Elaine Colandreas Arbeit bewegt sich an der Schnittstelle von Bewegung, Klang, Atem und verkörpertem Ausdruck. Als Movement Artist, Continuum-Lehrerin, somatische Pädagogin und Bodyworkerin beschäftigt sie sich seit vielen Jahren mit der transformierenden Kraft bewusster Bewegung und mit der Frage, wie ein achtsamer, künstlerisch präsenter Körper zu einer mitfühlenderen Gesellschaft beitragen kann.
Im Hudson Valley beheimatet, ist Elaine regelmäßig als Referentin am Omega Institute, im Dharmakaya Center for Wellbeing und bei der Shantigar Foundation zu Gast. Zudem trat sie als Keynote-Speakerin für ISMETA sowie auf somatischen Tanzkonferenzen auf und unterrichtet jedes Jahr in Italien. Als Artistic Director von Watermark Arts verbindet sie ihre beiden langjährigen Leidenschaften: somatische Wahrnehmung und Kunst.
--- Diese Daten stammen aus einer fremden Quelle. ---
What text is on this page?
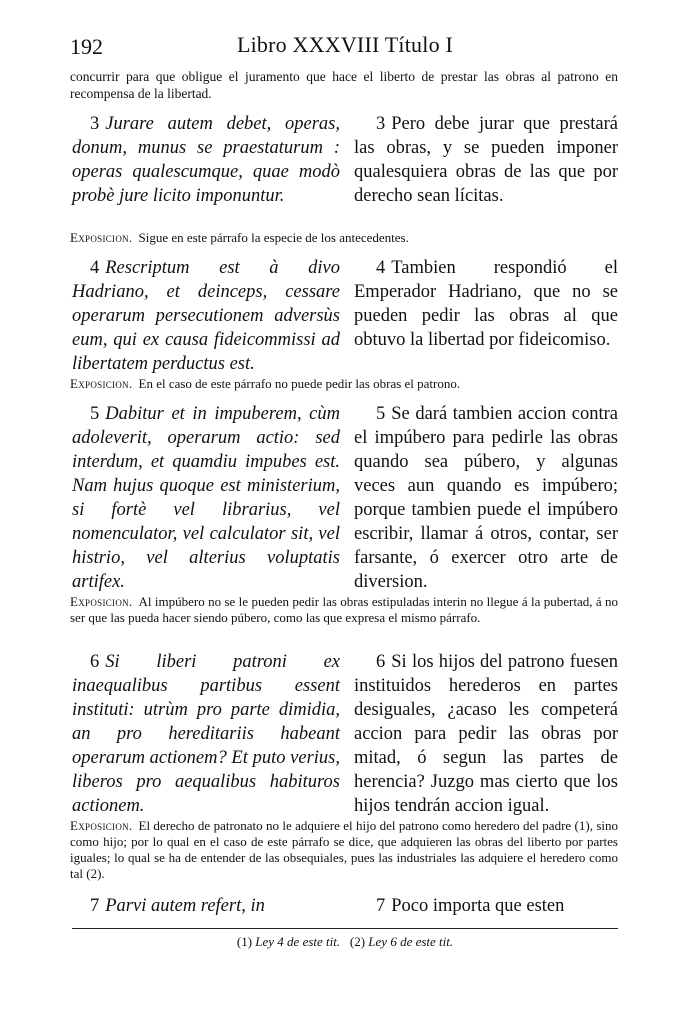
192	Libro XXXVIII Título I
concurrir para que obligue el juramento que hace el liberto de prestar las obras al patrono en recompensa de la libertad.
3 Jurare autem debet, operas, donum, munus se praestaturum : operas qualescumque, quae modò probè jure licito imponuntur.
3 Pero debe jurar que prestará las obras, y se pueden imponer qualesquiera obras de las que por derecho sean lícitas.
Exposicion. Sigue en este párrafo la especie de los antecedentes.
4 Rescriptum est à divo Hadriano, et deinceps, cessare operarum persecutionem adversùs eum, qui ex causa fideicommissi ad libertatem perductus est.
4 Tambien respondió el Emperador Hadriano, que no se pueden pedir las obras al que obtuvo la libertad por fideicomiso.
Exposicion. En el caso de este párrafo no puede pedir las obras el patrono.
5 Dabitur et in impuberem, cùm adoleverit, operarum actio: sed interdum, et quamdiu impubes est. Nam hujus quoque est ministerium, si fortè vel librarius, vel nomenculator, vel calculator sit, vel histrio, vel alterius voluptatis artifex.
5 Se dará tambien accion contra el impúbero para pedirle las obras quando sea púbero, y algunas veces aun quando es impúbero; porque tambien puede el impúbero escribir, llamar á otros, contar, ser farsante, ó exercer otro arte de diversion.
Exposicion. Al impúbero no se le pueden pedir las obras estipuladas interin no llegue á la pubertad, á no ser que las pueda hacer siendo púbero, como las que expresa el mismo párrafo.
6 Si liberi patroni ex inaequalibus partibus essent instituti: utrùm pro parte dimidia, an pro hereditariis habeant operarum actionem? Et puto verius, liberos pro aequalibus habituros actionem.
6 Si los hijos del patrono fuesen instituidos herederos en partes desiguales, ¿acaso les competerá accion para pedir las obras por mitad, ó segun las partes de herencia? Juzgo mas cierto que los hijos tendrán accion igual.
Exposicion. El derecho de patronato no le adquiere el hijo del patrono como heredero del padre (1), sino como hijo; por lo qual en el caso de este párrafo se dice, que adquieren las obras del liberto por partes iguales; lo qual se ha de entender de las obsequiales, pues las industriales las adquiere el heredero como tal (2).
7 Parvi autem refert, in	7 Poco importa que esten
(1) Ley 4 de este tit. (2) Ley 6 de este tit.
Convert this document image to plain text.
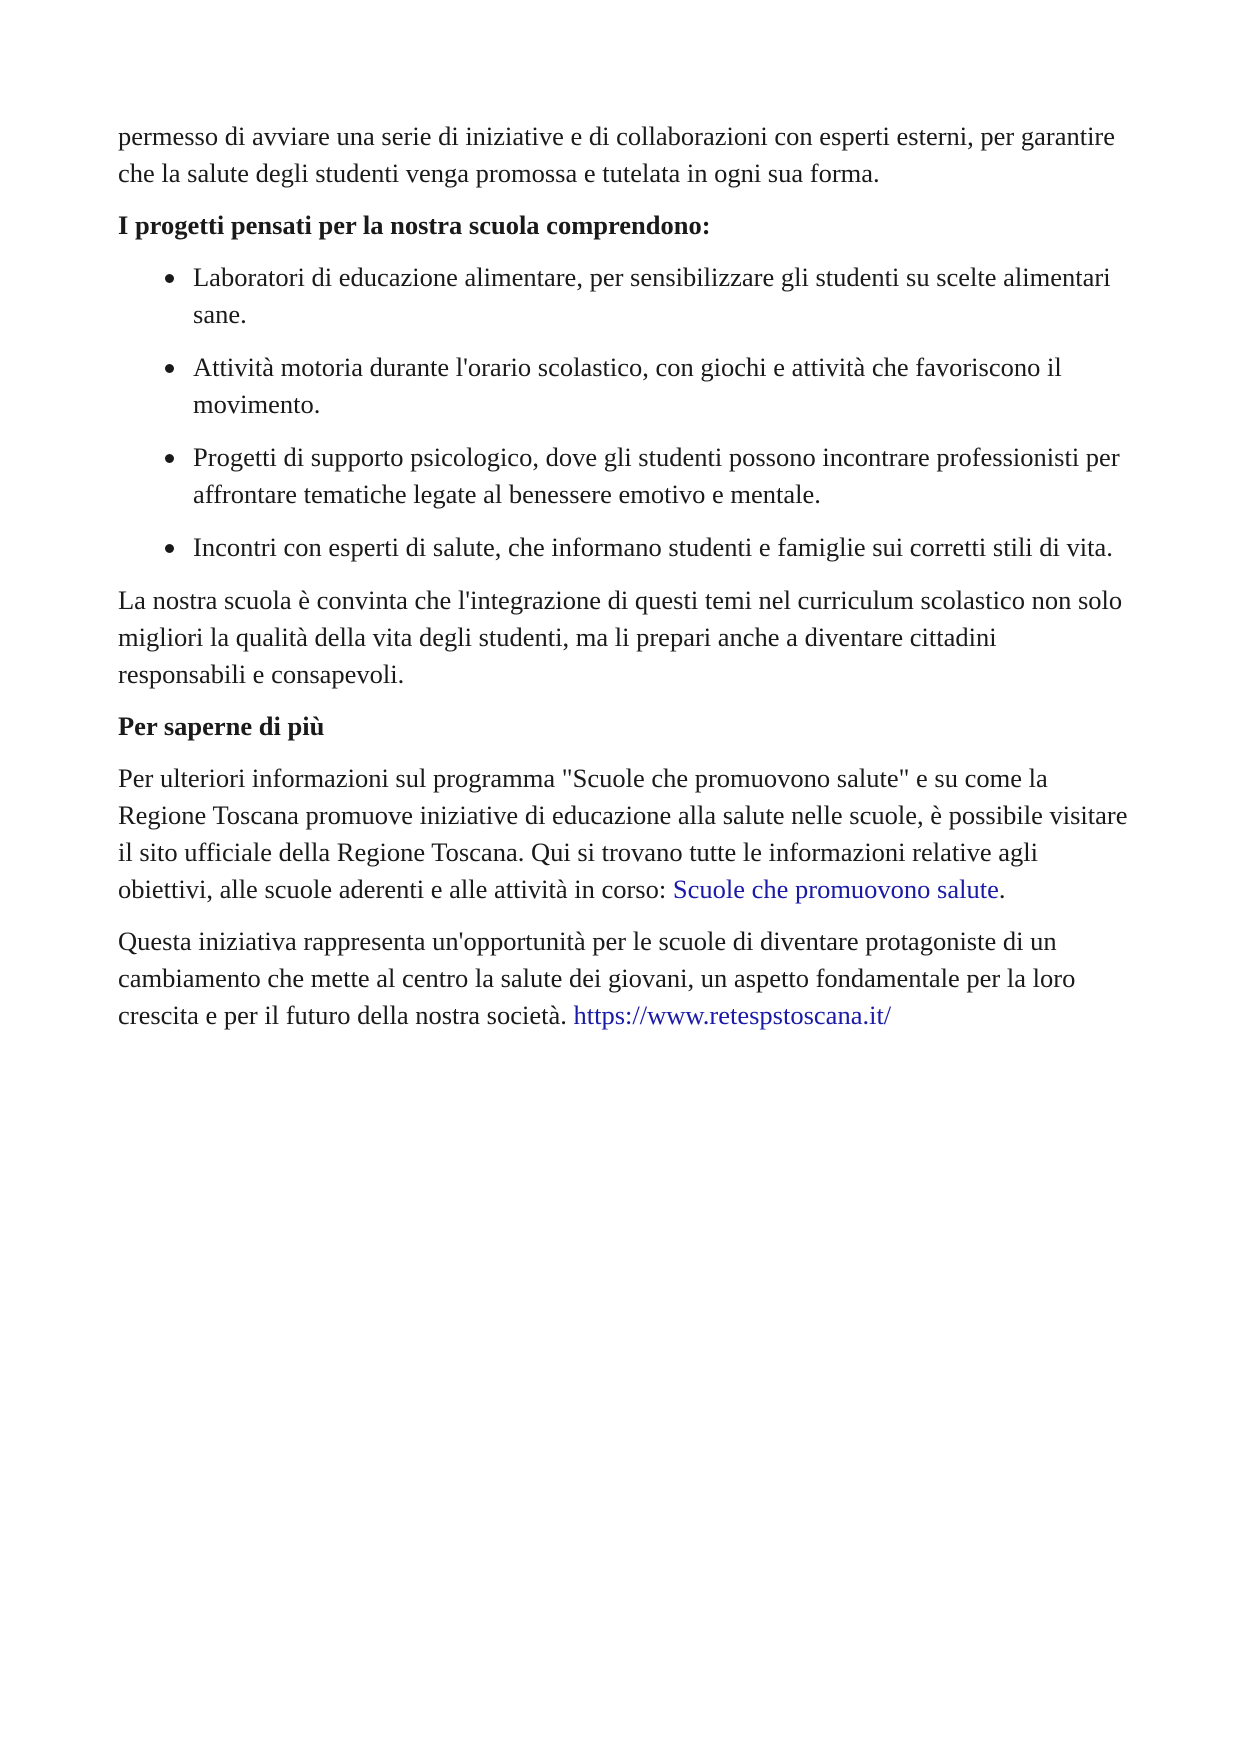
permesso di avviare una serie di iniziative e di collaborazioni con esperti esterni, per garantire che la salute degli studenti venga promossa e tutelata in ogni sua forma.

I progetti pensati per la nostra scuola comprendono:

Laboratori di educazione alimentare, per sensibilizzare gli studenti su scelte alimentari sane.
Attività motoria durante l'orario scolastico, con giochi e attività che favoriscono il movimento.
Progetti di supporto psicologico, dove gli studenti possono incontrare professionisti per affrontare tematiche legate al benessere emotivo e mentale.
Incontri con esperti di salute, che informano studenti e famiglie sui corretti stili di vita.

La nostra scuola è convinta che l'integrazione di questi temi nel curriculum scolastico non solo migliori la qualità della vita degli studenti, ma li prepari anche a diventare cittadini responsabili e consapevoli.

Per saperne di più

Per ulteriori informazioni sul programma "Scuole che promuovono salute" e su come la Regione Toscana promuove iniziative di educazione alla salute nelle scuole, è possibile visitare il sito ufficiale della Regione Toscana. Qui si trovano tutte le informazioni relative agli obiettivi, alle scuole aderenti e alle attività in corso: Scuole che promuovono salute.

Questa iniziativa rappresenta un'opportunità per le scuole di diventare protagoniste di un cambiamento che mette al centro la salute dei giovani, un aspetto fondamentale per la loro crescita e per il futuro della nostra società. https://www.retespstoscana.it/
Von 1993 bis zu Emilie Conrads Tod im Jahr 2014 arbeitete Elaine eng mit der Continuum-Gründerin zusammen. Weitere prägende Einflüsse sind Bonnie Bainbridge Cohen, Susan Harper, Robert Ellis Dunn, Lenore Latimer und Irene Dowd sowie ein umfassendes Studium therapeutischer Bewegungssysteme. Auch ihre Schüler:innen, Klient:innen und persönlichen gesundheitlichen Herausforderungen haben ihren Weg wesentlich mitgeformt.
1982 schloss Elaine ihren M.A. in Tanz an der Columbia University ab; 1988 erhielt sie ihre Zertifizierung als Massage-Therapeutin am Muscular Therapy Institute. 2022 veröffentlichte sie gemeinsam mit anderen The Elemental Body: A Movement Guide to Kinship with Ourselves and the Natural World.
Als unabhängige Choreografin entwickelte sie mehrere abendfüllende Tanzwerke sowie zahlreiche kurze Tanzfilme. Sie wurde als „alchemist of the human body“ und als „wizard of new dance forms“ beschrieben.